In April, DFJ Frontier, an offshoot of Draper Fisher Jurvetson, announced it was relocating its headquarters from Sacramento to a newly established office in Sherman Oaks. Co-founder David Cremin said that the move was precipitated by the rise in emerging media companies in Los Angeles. What’s more, DFJ announced the close of a $55 million fund.

Gauer said the exit markets, particularly mergers and acquisitions, are rapidly improving: "We've seen since about July or so a significant uptick in the buying patterns of the big acquirers."

He said he hopes the change will help the industry regain its footing in 2010.

Still, many firms had their fundraising efforts stymied in 2009. Counihan said he expects a sharp drop in the size of most funds, "falling back to pre-1995" levels.

In this difficult fundraising environment, a number of firms have simply stopped trying until the economy recovers.

“Many people have elected to just postpone those efforts,” said Momentum Venture’s Wilson.

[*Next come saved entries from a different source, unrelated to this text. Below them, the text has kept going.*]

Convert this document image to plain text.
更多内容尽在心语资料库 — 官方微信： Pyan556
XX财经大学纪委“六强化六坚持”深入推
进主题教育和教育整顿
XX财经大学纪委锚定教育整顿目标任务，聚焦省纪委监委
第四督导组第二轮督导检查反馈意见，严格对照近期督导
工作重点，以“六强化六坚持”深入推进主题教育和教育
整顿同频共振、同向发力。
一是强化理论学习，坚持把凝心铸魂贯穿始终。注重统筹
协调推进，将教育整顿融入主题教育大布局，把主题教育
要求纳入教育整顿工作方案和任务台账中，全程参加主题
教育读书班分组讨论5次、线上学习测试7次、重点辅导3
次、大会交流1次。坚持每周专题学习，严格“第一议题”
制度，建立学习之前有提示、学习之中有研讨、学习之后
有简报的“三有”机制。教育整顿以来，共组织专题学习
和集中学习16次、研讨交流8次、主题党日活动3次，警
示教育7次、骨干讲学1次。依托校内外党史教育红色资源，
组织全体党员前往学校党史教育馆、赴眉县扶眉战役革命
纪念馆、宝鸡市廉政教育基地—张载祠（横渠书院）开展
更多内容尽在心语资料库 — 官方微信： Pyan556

Since funds often take months or years to raise, such postponements could have long-lasting effects. With some funds running out of capital and few new ones to replace them, there is a growing concern that local financing activity may remain depressed for an extended period.

Suster, of GRP Partners, said there will be an increase in what he called “zombie VCs” – firms that have companies they have not cashed out of, but little or no capital to make new investments.

“These are funds that really aren’t investing right now but keep going and are hopeful they can raise another fund in a year or two,” he said. “But a lot of them will disappear a couple years from now.”